Bakın Allah, size şöyle bir misal veriyor: Başkasının boyunduruğu altında olan ve hiçbir şeye gücü yetmeyen biri ile kendisine bolca rızık verdiğimiz ve ondan gizli veya açık dilediği gibi harcayan biri eşit olur mu? Övgülerin tümü her nimeti veren Allah’a aittir fakat insanların çoğu bunu bilmiyorlar.
Allah, şu iki adamı da örnek olarak veriyor: Birisi dilsiz, hiçbir şeye gücü yetmeyen ve üstelik sahibine de yük; sahibi onu hangi işe gönderse bir şey beceremez. Bununla, hak ve adaleti emreden ve dosdoğru bir yolda olan kimse eşit olur mu?

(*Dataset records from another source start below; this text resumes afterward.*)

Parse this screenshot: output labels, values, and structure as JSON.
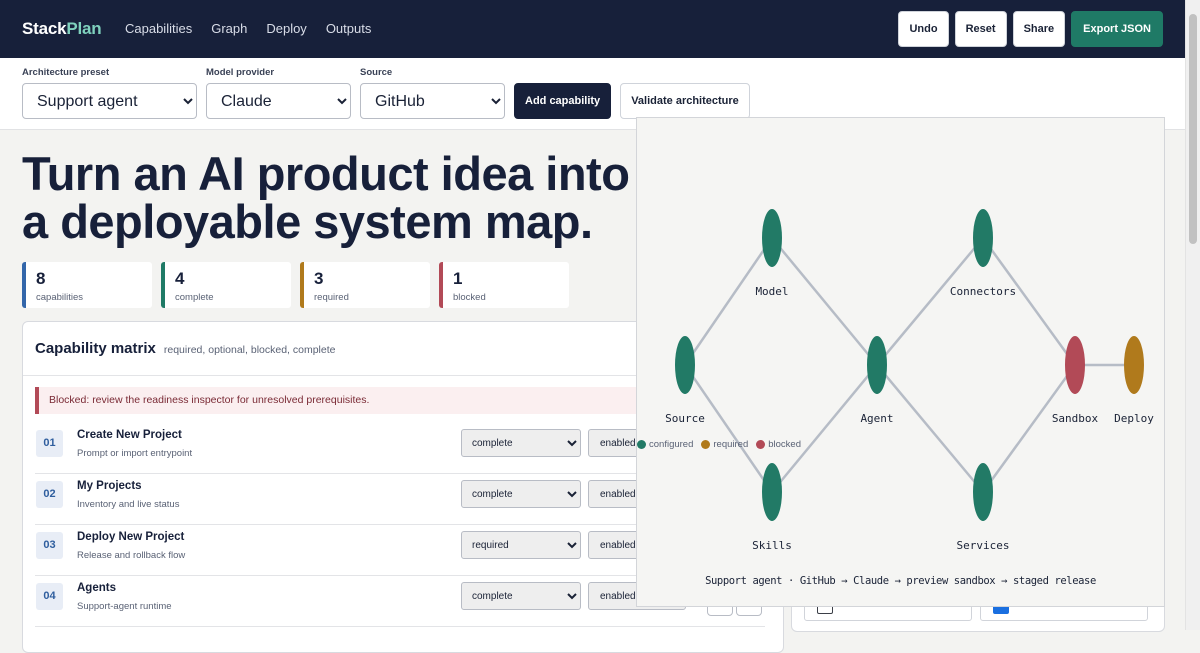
{
  "brand": {
    "part1": "Stack",
    "part2": "Plan"
  },
  "nav": {
    "capabilities": "Capabilities",
    "graph": "Graph",
    "deploy": "Deploy",
    "outputs": "Outputs"
  },
  "toolbar": {
    "undo": "Undo",
    "reset": "Reset",
    "share": "Share",
    "export": "Export JSON"
  },
  "controls": {
    "preset": {
      "label": "Architecture preset",
      "value": "Support agent"
    },
    "model": {
      "label": "Model provider",
      "value": "Claude"
    },
    "source": {
      "label": "Source",
      "value": "GitHub"
    },
    "add_capability": "Add capability",
    "validate": "Validate architecture"
  },
  "hero": {
    "line1": "Turn an AI product idea into",
    "line2": "a deployable system map."
  },
  "stats": [
    {
      "value": "8",
      "label": "capabilities",
      "color": "#3366aa"
    },
    {
      "value": "4",
      "label": "complete",
      "color": "#1f7a66"
    },
    {
      "value": "3",
      "label": "required",
      "color": "#b07a1c"
    },
    {
      "value": "1",
      "label": "blocked",
      "color": "#b24a57"
    }
  ],
  "matrix": {
    "title": "Capability matrix",
    "subtitle": "required, optional, blocked, complete",
    "alert": "Blocked: review the readiness inspector for unresolved prerequisites.",
    "rows": [
      {
        "index": "01",
        "title": "Create New Project",
        "desc": "Prompt or import entrypoint",
        "state": "complete",
        "toggle": "enabled"
      },
      {
        "index": "02",
        "title": "My Projects",
        "desc": "Inventory and live status",
        "state": "complete",
        "toggle": "enabled"
      },
      {
        "index": "03",
        "title": "Deploy New Project",
        "desc": "Release and rollback flow",
        "state": "required",
        "toggle": "enabled"
      },
      {
        "index": "04",
        "title": "Agents",
        "desc": "Support-agent runtime",
        "state": "complete",
        "toggle": "enabled"
      }
    ]
  },
  "graph": {
    "nodes": [
      {
        "label": "Model",
        "status": "configured"
      },
      {
        "label": "Connectors",
        "status": "configured"
      },
      {
        "label": "Source",
        "status": "configured"
      },
      {
        "label": "Agent",
        "status": "configured"
      },
      {
        "label": "Sandbox",
        "status": "blocked"
      },
      {
        "label": "Deploy",
        "status": "required"
      },
      {
        "label": "Skills",
        "status": "configured"
      },
      {
        "label": "Services",
        "status": "configured"
      }
    ],
    "legend": {
      "configured": "configured",
      "required": "required",
      "blocked": "blocked"
    },
    "colors": {
      "configured": "#227a66",
      "required": "#b07a1c",
      "blocked": "#b24a57",
      "edge": "#b6bcc6"
    },
    "caption": "Support agent · GitHub → Claude → preview sandbox → staged release"
  }
}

Göklerin ve yerin idraki aşan gerçeklerini bilmek Allah’a aittir. O saat bu dünyanın bozulma hadisesi göz açıp kapayıncaya veya ondan daha kısa bir zaman da gerçekleşecektir. Zira Allah her şeye bir ölçü koyandır.
Sizi analarınızın karnından hiçbir şey bilmez bir halde çıkaran ve belki hakkını verip şükredesiniz diye size duyma, işitme, görme ve düşünme kabiliyeti veren Allah’tır.

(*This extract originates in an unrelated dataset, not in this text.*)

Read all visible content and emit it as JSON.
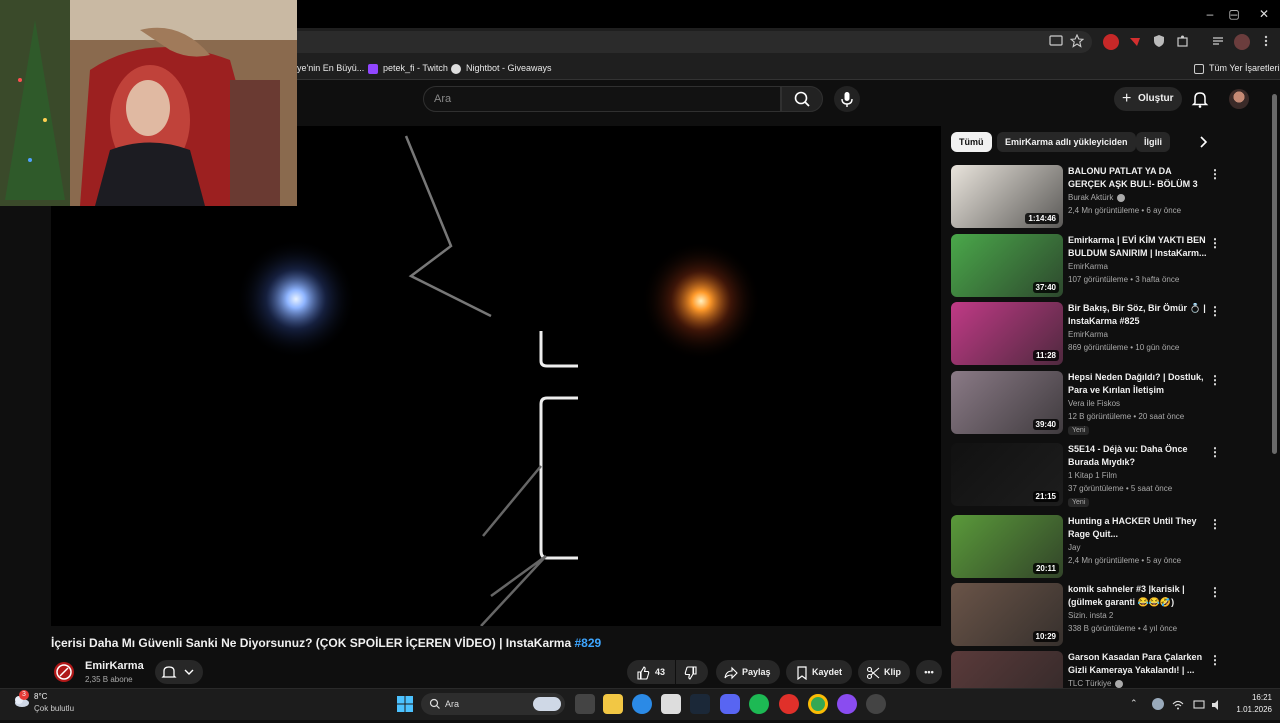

Peki onlar göğün boşluğunda Allah’ın koyduğu yasalar çerçevesinde kuşların nasıl uçtuğunu görmüyorlar mı? Onları gökte tutan Allah’tan başkası değildir. İşte bunda mümin bir toplum için nice deliller vardır.
Size huzur içinde oturacağınız evler yapma, hayvanların derilerinden gerek konup göçerken gerekse yerleşme sırasında kolayca taşıyıp kurabileceğiniz çadırlar yapma imkân ve kabiliyeti lütfeden Allah’tır. Onların yünlerinden, kürklerinden ve kıllarından kısa veya uzun süreli kullanacağınız ev eşyası ve ticaret malları üretme yeteneği veren de Allah’tır.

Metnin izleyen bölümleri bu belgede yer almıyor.